Dit is geen sinecure. Het Hof van beroep te Gent erkende eerder al de principiële mogelijkheid om een koop inzake onroerend goed te sluiten per sms, maar stelde dat in het voorliggende geval de betreffende koop niet afdoende bewezen voorkwam. In het meest recente arrest van het Hof van Beroep te Antwerpen in deze thematiek lijkt het Hof haar eerdere rechtspraak te nuanceren en de deur open te laten voor de koop per e-mail, maar ook in die zaak werd koop niet bewezen geacht.
Voor de volledigheid merken we op dat de Wet Elektronische Handel niet van toepassing is op transacties inzake onroerend goed. Het huidige artikel XII.15, §2 Wetboek Economisch Recht (WER) voorziet hiervoor immers in een uitzondering. Sommige rechtspraak steunde hierop om de koop per e-mail af te wijzen. O.i. maakte deze rechtspraak ten onrechte geen onderscheid tussen de totstandkoming en het bewijs van een overeenkomst. Deze bepalingen strekken er bovendien toe om de elektronische handel te bevorderen.
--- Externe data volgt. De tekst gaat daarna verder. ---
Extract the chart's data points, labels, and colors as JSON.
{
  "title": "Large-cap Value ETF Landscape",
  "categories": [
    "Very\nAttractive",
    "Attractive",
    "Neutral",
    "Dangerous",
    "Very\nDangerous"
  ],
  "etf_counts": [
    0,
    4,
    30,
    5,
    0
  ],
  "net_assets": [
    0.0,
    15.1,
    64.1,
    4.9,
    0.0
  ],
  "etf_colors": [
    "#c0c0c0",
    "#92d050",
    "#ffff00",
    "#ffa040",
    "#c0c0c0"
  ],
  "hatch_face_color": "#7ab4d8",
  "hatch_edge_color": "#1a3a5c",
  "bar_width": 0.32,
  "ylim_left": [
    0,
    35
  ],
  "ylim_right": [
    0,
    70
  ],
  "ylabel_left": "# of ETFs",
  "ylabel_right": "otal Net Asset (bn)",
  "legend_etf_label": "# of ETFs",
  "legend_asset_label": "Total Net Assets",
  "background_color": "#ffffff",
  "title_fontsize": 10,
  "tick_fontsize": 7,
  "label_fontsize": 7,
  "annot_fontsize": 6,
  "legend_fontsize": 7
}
Het feit dat onroerend goed hiervan werd uitgesloten, doet o.i. geen afbreuk aan de gemeenrechtelijke (bewijs)mogelijkheden.
Tot slot mag ook het belang van de beschermende wetgeving ten aanzien van consumenten niet worden onderschat. In de boven vermelde rechtspraak, kwam dit niet aan bod, gelet op de hoedanigheid van partijen. Bij transacties waarbij een professionele speler een onroerend goed verkoopt aan een consument, dient evenwel rekening te worden gehouden met o.m. (i) de informatie die op die grond voorafgaandelijk moet worden meegedeeld (artikel VI.2. WER), (ii) het verbod op onrechtmatige bedingen (artikel VI.83 WER) en (iii) het verbod op oneerlijke marktpraktijken (artikel VI.92. e.v. WER). Het herroepingsrecht bij verkoop op afstand, geldt evenwel niet (Grondwettelijk Hof d.d. 17 september 2015).
De koop en verkoop van onroerende goederen kan principieel tot stand komen per e-mail. Wel zijn er verschillende vormvoorschriften die op straffe van nietigheid voorgeschreven zijn, en die voor de koper een adequaat arsenaal opleveren om een verkoop via email in vraag te stellen. Het arsenaal aan middelen is des te uitgebreider wanneer de koper een particulier is. De zaken liggen anders aan de zijde van de (professionele) verkoper, die in de regel een verkoop van vastgoed via email niet zal kunnen in vraag stellen.